What happened in those 6 full hours? Let me break it down for you:
First 2 hours – The real plan was to explore Yuanshan park and Xinsheng park. But soon as it dawned on me that I was just going ’round in circles, I slowly got bored and wanted to see more. Where are the rivers? What’s with all the shrubbery? And where are bike paths without kids suddenly popping up?
The next 2 hours – Thanks grandma for breaking the sign’s meaning. I shall not say more. Anyway, soon enough I was pedaling onwards Dajia wharf and there was the Keelung river greeting me with its promising view.
The whole stretch of the Keelung riverside bike path is meant to be covered for roughly 2 1/2 hours. According to the map I saw, It takes 70 minutes to cover the stretch of the left bank from Yuanshan and 75 minutes to finish the right bank onwards Nangang.

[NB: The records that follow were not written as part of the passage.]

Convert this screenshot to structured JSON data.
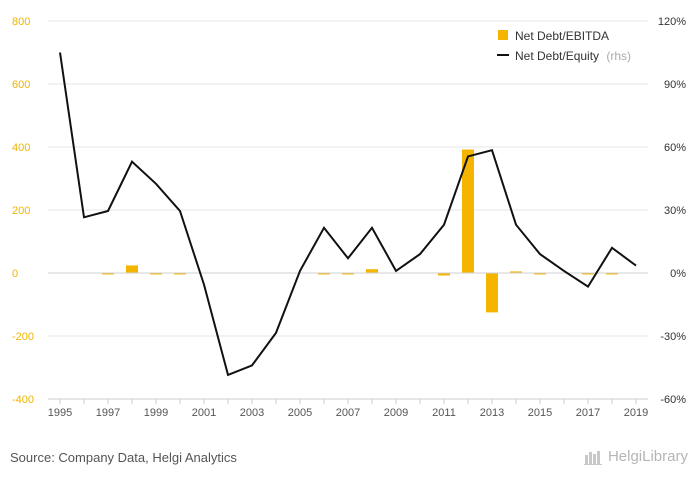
{
  "chart_data": {
    "type": "bar+line",
    "x": [
      1995,
      1996,
      1997,
      1998,
      1999,
      2000,
      2001,
      2002,
      2003,
      2004,
      2005,
      2006,
      2007,
      2008,
      2009,
      2010,
      2011,
      2012,
      2013,
      2014,
      2015,
      2016,
      2017,
      2018,
      2019
    ],
    "x_tick_labels": [
      "1995",
      "1997",
      "1999",
      "2001",
      "2003",
      "2005",
      "2007",
      "2009",
      "2011",
      "2013",
      "2015",
      "2017",
      "2019"
    ],
    "series": [
      {
        "name": "Net Debt/EBITDA",
        "type": "bar",
        "axis": "left",
        "color": "#f5b400",
        "values": [
          null,
          null,
          -2,
          24,
          -3,
          -2,
          null,
          null,
          null,
          null,
          null,
          -2,
          -2,
          12,
          null,
          null,
          -8,
          392,
          -125,
          5,
          -2,
          null,
          -3,
          -2,
          null
        ]
      },
      {
        "name": "Net Debt/Equity",
        "axis_note": "(rhs)",
        "type": "line",
        "axis": "right",
        "color": "#111111",
        "values": [
          105,
          26.5,
          29.5,
          53,
          42.5,
          29.5,
          -5.5,
          -48.5,
          -44,
          -28.5,
          1,
          21.5,
          7,
          21.5,
          1,
          9,
          23,
          55.5,
          58.5,
          23,
          9,
          1,
          -6.5,
          12,
          3.5
        ]
      }
    ],
    "y_left": {
      "ylim": [
        -400,
        800
      ],
      "ticks": [
        "-400",
        "-200",
        "0",
        "200",
        "400",
        "600",
        "800"
      ],
      "values": [
        -400,
        -200,
        0,
        200,
        400,
        600,
        800
      ]
    },
    "y_right": {
      "ylim": [
        -60,
        120
      ],
      "ticks": [
        "-60%",
        "-30%",
        "0%",
        "30%",
        "60%",
        "90%",
        "120%"
      ],
      "values": [
        -60,
        -30,
        0,
        30,
        60,
        90,
        120
      ]
    },
    "grid": true,
    "legend_position": "top-right"
  },
  "footer": {
    "source": "Source: Company Data, Helgi Analytics",
    "brand": "HelgiLibrary"
  }
}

So why did it all add up to 6 hours?
|Maishuai 1st bridge|
|The golden-ish bridge is Maishuai 2nd bridge while the farther and smaller red bridge here is the famous
Rainbow Bridge. I was already exhausted by the time I saw the latter so photo op was skipped for next time.
Final 2 hours – Well, I spent my 8PM-10PM trying to find the Houshanpi MRT Station so I can ride there together with my bike. By 8PM my energy was spent and whatever adrenaline I had was slowly transforming into hunger pangs. I was starting to feel like I was high on hallucinations instead.
Soon as I’ve spotted a convenience store (Thank God for Family Mart!) I parked my bike and grabbed the first rice meal I spotted. This time also allowed me to recuperate before going to full MRT station exploration mode a.k.a. I-Need-An-MRT-Ride-Home-Please-Enough-Biking-Today.
Thus, I now conclude the 6 hours grand total epic bragging-rights-worthy bike ride of my life.
Hooray for getting lost.
|Finally on my way home! This was in Yongchin Station though, not Houshanpi. Why? Coz I got lost. DUH.|
I am not sure if I ever want to repeat the same thing again. Let me rephrase that. I am not sure I CAN ever repeat the same adventure again. Besides, it was a happy accident. It’s something short of a miracle for me. It was really a pleasant surprise though I almost wanted to cry while searching for the nearest MRT within the Raohe area. I mean, what’s life without spice right? And like my friend said, there’s really no need to worry. Taiwan is just one stretch of an island. So long as I’m on land then I’m still in this country and that’s all that matters.
|Vending machines: the miracle box that saves lives from dehydration, unless you forgot your coins|
It was also an achievement that I would never forget. This epic bike ride beats the heck out of this scar that I got when I accidentally hit a post when I got stunned to find an egret fly past me. I stopped so suddenly to take its photo and then smack! Post had its reflectors knocked out while Tel suffered a scratch.
|Me – 1, Post on the street – K.O.|
I never thought biking can be as momentous as this. This epic bike ride taught me so much about enjoying what this world has to offer and how living in the moment truly feels like.
There were moments while I was biking along the riverside wherein I seriously can’t believe that I am being blessed to bear witness to what I am seeing–the river, the smooth and well-lit path, me surviving on just a bottle of water, people who also took the time to take photos of the sunset as I captured the pink sky on cam–it felt like I was meant to be there and feel alive.
I wish to return to this path again and when I do, I will bike ’til I reach the end on Nangang.